The years of economic strain in Venezuela are forcing some oil workers to turn to unusual ways to generate income.

According to Reuters, some workers at state-owned PDVSA have begun selling their company uniforms as a way to earn extra money amid an ongoing economic crisis.

A street vendor interviewed by Reuters said PDVSA employees approach him every day attempting to sell their overalls, boots, gloves and masks.

Jobs at PDVSA are highly coveted for the above-average salary and benefits employees are offered.

According to Reuters, the company’s 150,000 employees earn between $35 to $150 per month along with food tickets worth about $90 per month.

Low oil revenues have strained the finances of both state-owned PDVSA and the country’s government.

A lack of funds and supplies have also pulled the country’s oil output down by more than 200,000 barrels per day.

According to data collected by OPEC, Venezuela produced 2.104 million barrels per day in August, down from a high of 2.361 million barrels per day in 2014.

The country is now running low on basic supplies and has had trouble paying its bills.

President Nicolás Maduro has blamed the supply shortage on U.S. companies holding back supplies, a move that he alleges is part of a plot to undermine his government.

Venezuela was the first to advocate for an OPEC production deal, a request larger producers rebuffed for nearly two years.

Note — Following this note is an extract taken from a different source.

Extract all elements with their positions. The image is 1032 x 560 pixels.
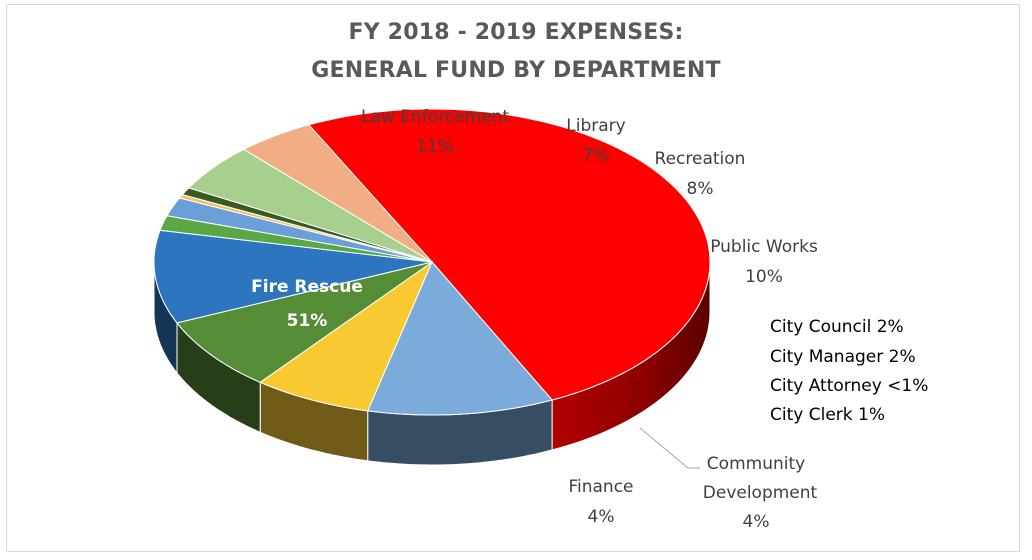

OPEC members tentatively agreed to reduce output by about 700,000 barrels per day earlier this month.

Venezuela, along with other struggling OPEC members, will likely be allowed to hold production steady.

A potential production deal would likely see Saudi Arabia and other large OPEC producers shoulder most of the production cuts.

Documents seen by Reuters this week reportedly show that PDVSA is looking to issue up to $4.7 billion in debt securities to help pay contractor bills.

Earlier this year, Schlumberger said it would reduce its activity levels in Venezuela due to “insufficient payments.”

Schlumberger added at the time that it remained “fully committed to supporting the Venezuelan exploration and production industry.”
In a statement, PDVSA “categorically” denied media reports about Schlumberger’s decision.

Last month, Schlumberger was selected by PDVSA to be one of three firms that will participate in a new multi-billion onshore drilling campaign.